Doug Scott: Crawling down the Ogre
This production ended on 15/10/2017
Doug Scott’s mountaineering highpoint was the first ascent of Everest by its South West Face – but his greatest adventure was undoubtedly his first ascent, accident and then escape from The Ogre. This is an epic tale of hard climbing and survival that has now become part of mountaineering folklore.
The Ogre (7,285 m) is the most difficult of the world’s high mountains to climb. In 1977 Doug Scott and Chris Bonington made the first ascent after a sequence of very difficult rock climbing that extended the boundaries of what had been achieved before at that altitude. The subsequent descent, in the dark, immediately became an epic. It was 24 years before there was a second ascent of The Ogre.
Proceeds from this lecture series will go towards Doug Scott’s charity Community Action Nepal , as part of their reconstruction programme following the recent Nepalese earthquake.
Doug Scott CBE – Biography
Doug Scott has made 45 expeditions to the high mountains of Asia.
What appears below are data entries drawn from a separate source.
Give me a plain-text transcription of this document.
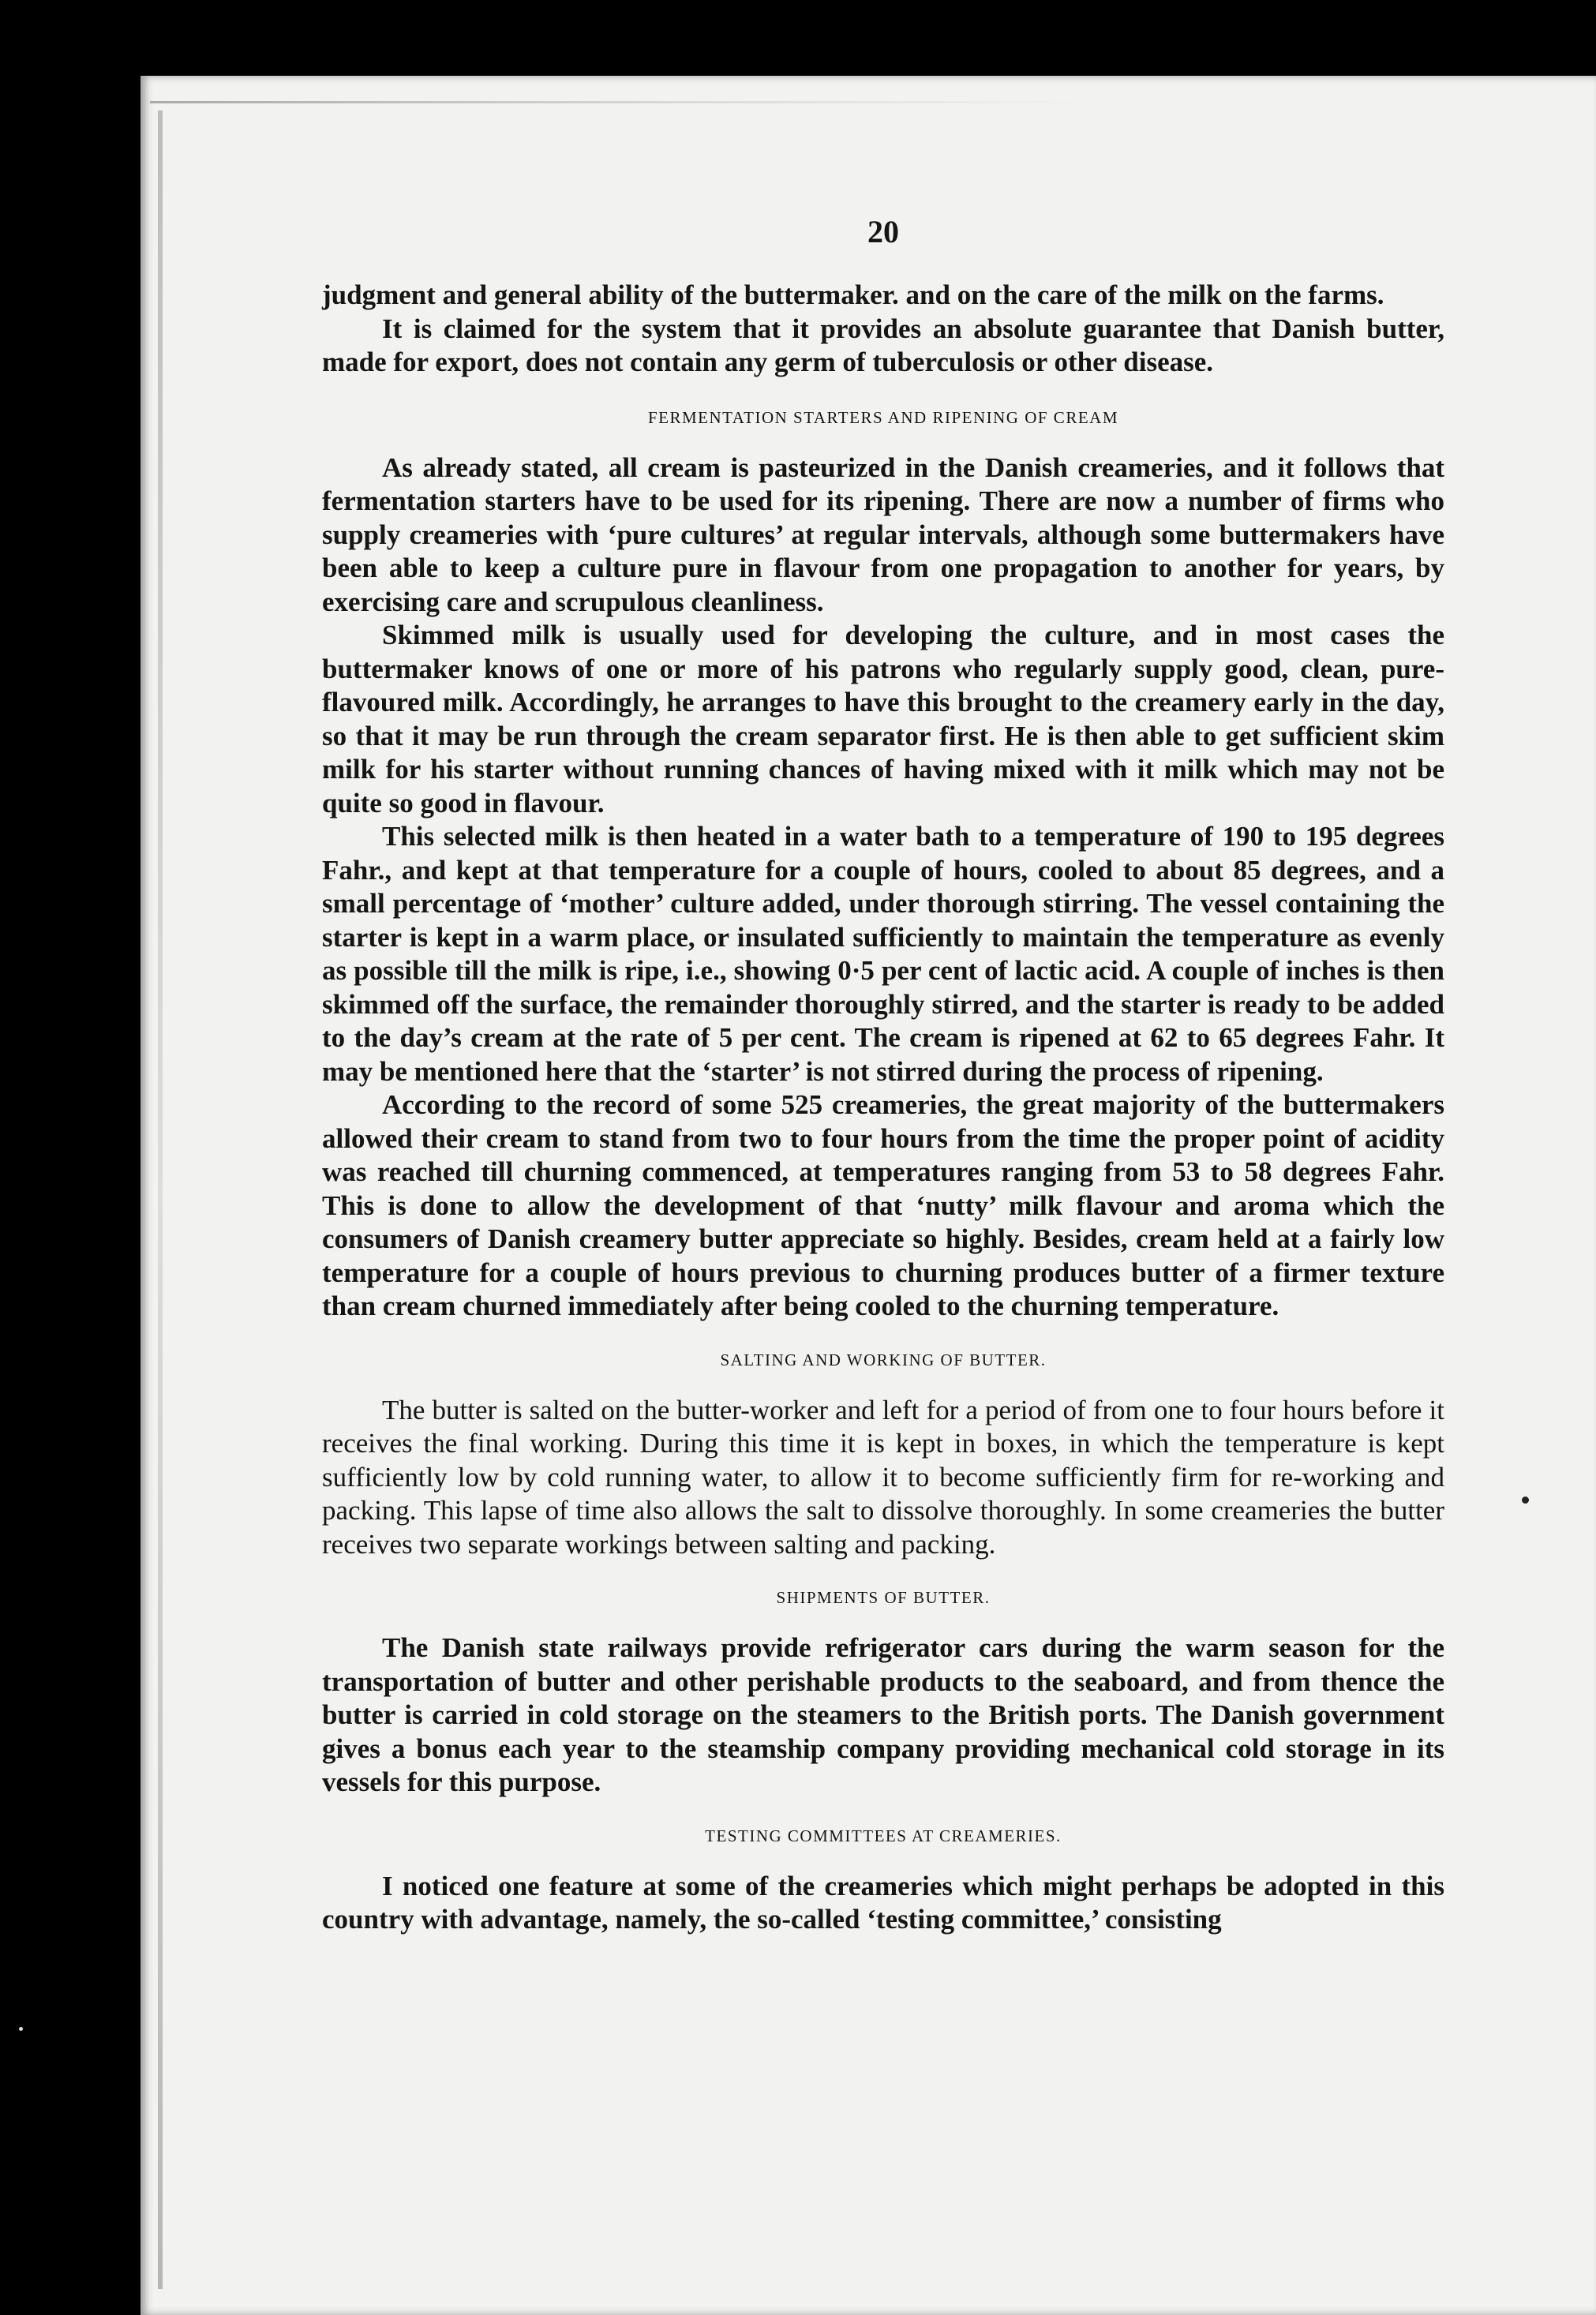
20

judgment and general ability of the buttermaker. and on the care of the milk on the farms.

It is claimed for the system that it provides an absolute guarantee that Danish butter, made for export, does not contain any germ of tuberculosis or other disease.

FERMENTATION STARTERS AND RIPENING OF CREAM

As already stated, all cream is pasteurized in the Danish creameries, and it follows that fermentation starters have to be used for its ripening. There are now a number of firms who supply creameries with ‘pure cultures’ at regular intervals, although some buttermakers have been able to keep a culture pure in flavour from one propagation to another for years, by exercising care and scrupulous cleanliness.

Skimmed milk is usually used for developing the culture, and in most cases the buttermaker knows of one or more of his patrons who regularly supply good, clean, pure-flavoured milk. Accordingly, he arranges to have this brought to the creamery early in the day, so that it may be run through the cream separator first. He is then able to get sufficient skim milk for his starter without running chances of having mixed with it milk which may not be quite so good in flavour.

This selected milk is then heated in a water bath to a temperature of 190 to 195 degrees Fahr., and kept at that temperature for a couple of hours, cooled to about 85 degrees, and a small percentage of ‘mother’ culture added, under thorough stirring. The vessel containing the starter is kept in a warm place, or insulated sufficiently to maintain the temperature as evenly as possible till the milk is ripe, i.e., showing 0·5 per cent of lactic acid. A couple of inches is then skimmed off the surface, the remainder thoroughly stirred, and the starter is ready to be added to the day’s cream at the rate of 5 per cent. The cream is ripened at 62 to 65 degrees Fahr. It may be mentioned here that the ‘starter’ is not stirred during the process of ripening.

According to the record of some 525 creameries, the great majority of the buttermakers allowed their cream to stand from two to four hours from the time the proper point of acidity was reached till churning commenced, at temperatures ranging from 53 to 58 degrees Fahr. This is done to allow the development of that ‘nutty’ milk flavour and aroma which the consumers of Danish creamery butter appreciate so highly. Besides, cream held at a fairly low temperature for a couple of hours previous to churning produces butter of a firmer texture than cream churned immediately after being cooled to the churning temperature.

SALTING AND WORKING OF BUTTER.

The butter is salted on the butter-worker and left for a period of from one to four hours before it receives the final working. During this time it is kept in boxes, in which the temperature is kept sufficiently low by cold running water, to allow it to become sufficiently firm for re-working and packing. This lapse of time also allows the salt to dissolve thoroughly. In some creameries the butter receives two separate workings between salting and packing.

SHIPMENTS OF BUTTER.

The Danish state railways provide refrigerator cars during the warm season for the transportation of butter and other perishable products to the seaboard, and from thence the butter is carried in cold storage on the steamers to the British ports. The Danish government gives a bonus each year to the steamship company providing mechanical cold storage in its vessels for this purpose.

TESTING COMMITTEES AT CREAMERIES.

I noticed one feature at some of the creameries which might perhaps be adopted in this country with advantage, namely, the so-called ‘testing committee,’ consisting
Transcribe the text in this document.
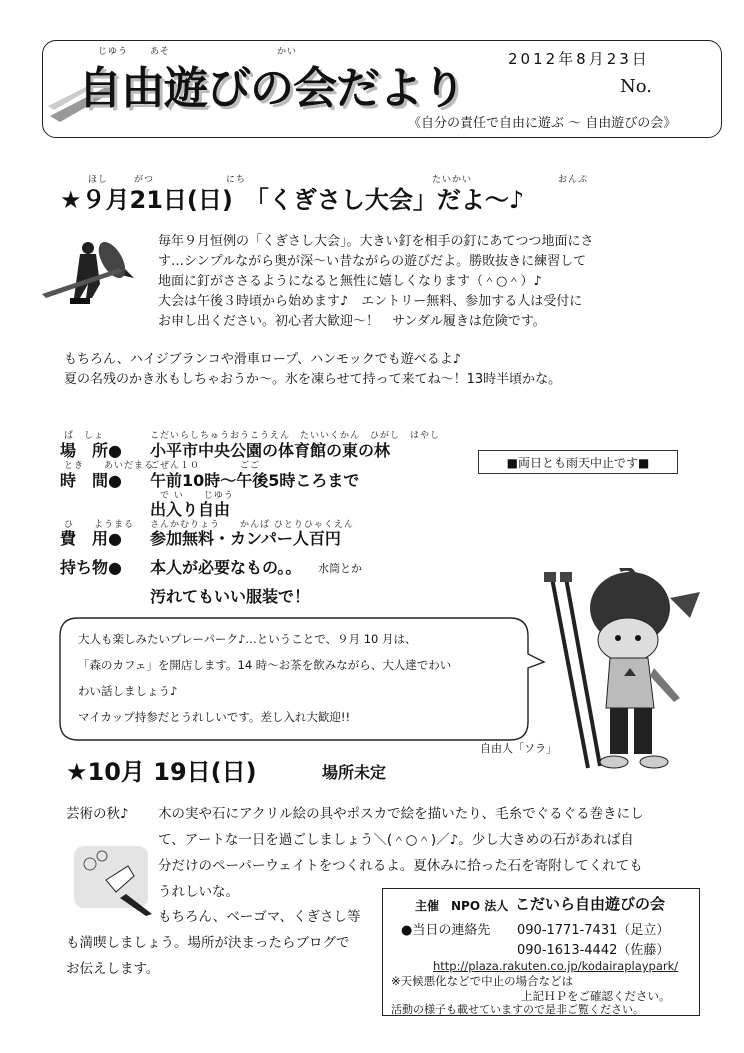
じゆう あそ	かい
自由遊びの会だより
2012年8月23日
No.
《自分の責任で自由に遊ぶ ～ 自由遊びの会》
ほし	がつ	にち	たいかい	おんぷ
★９月21日(日)　「くぎさし大会」だよ～♪
毎年９月恒例の「くぎさし大会」。大きい釘を相手の釘にあてつつ地面にさ
す…シンプルながら奥が深～い昔ながらの遊びだよ。勝敗抜きに練習して
地面に釘がささるようになると無性に嬉しくなります（＾○＾）♪
大会は午後３時頃から始めます♪　エントリー無料、参加する人は受付に
お申し出ください。初心者大歓迎～！　サンダル履きは危険です。
もちろん、ハイジブランコや滑車ロープ、ハンモックでも遊べるよ♪
夏の名残のかき氷もしちゃおうか～。氷を凍らせて持って来てね～！13時半頃かな。
ば　しょ	こだいらしちゅうおうこうえん　たいいくかん　ひがし　はやし
場　所● 小平市中央公園の体育館の東の林
とき　　あいだまる
ごぜん１０　　　　ごご
時　間● 午前10時～午後5時ころまで
で い　　じゆう
出入り自由
ひ　　ようまる さんかむりょう　　かんぱ ひとりひゃくえん
費　用● 参加無料・カンパー人百円
持ち物● 本人が必要なもの。。 水筒とか
汚れてもいい服装で！
■両日とも雨天中止です■
大人も楽しみたいプレーパーク♪…ということで、９月 10 月は、
「森のカフェ」を開店します。14 時～お茶を飲みながら、大人達でわい
わい話しましょう♪
マイカップ持参だとうれしいです。差し入れ大歓迎!!
自由人「ソラ」
★10月 19日(日)	場所未定
芸術の秋♪ 木の実や石にアクリル絵の具やポスカで絵を描いたり、毛糸でぐるぐる巻きにし
て、アートな一日を過ごしましょう＼(＾○＾)／♪。少し大きめの石があれば自
分だけのペーパーウェイトをつくれるよ。夏休みに拾った石を寄附してくれても
うれしいな。
もちろん、ベーゴマ、くぎさし等
も満喫しましょう。場所が決まったらブログで
お伝えします。
主催　NPO 法人 こだいら自由遊びの会
●当日の連絡先 090-1771-7431（足立）
090-1613-4442（佐藤）
http://plaza.rakuten.co.jp/kodairaplaypark/
※天候悪化などで中止の場合などは
上記ＨＰをご確認ください。
活動の様子も載せていますので是非ご覧ください。
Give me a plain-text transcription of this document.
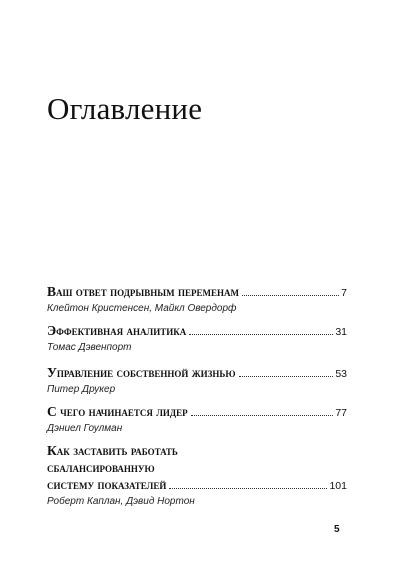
Оглавление
Ваш ответ подрывным переменам	7
Клейтон Кристенсен, Майкл Овердорф
Эффективная аналитика	31
Томас Дэвенпорт
Управление собственной жизнью	53
Питер Друкер
С чего начинается лидер	77
Дэниел Гоулман
Как заставить работать
сбалансированную
систему показателей	101
Роберт Каплан, Дэвид Нортон
5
He has reached the summit of more than 40 Himalayan peaks, of which half were climbed by new routes or for the first time in Alpine style. In 1975 he and Dougal Haston became the first Britons to climb Everest when they made the first ascent of the South West Face on Chris Bonington’s Expedition.
He is a past President of the Alpine Club and an Honorary Member of the American Alpine Club. He was made a CBE in 1994, received the Royal Geographical Society Patron’s Gold Medal in 1999 and the Piolet d’Or Lifetime Achievement Award in 2011. Doug has long recognised that these achievements crucially relied upon the support of local mountain people, porters and Sherpa. In 1998 he founded the UK registered charity Community Action Nepal.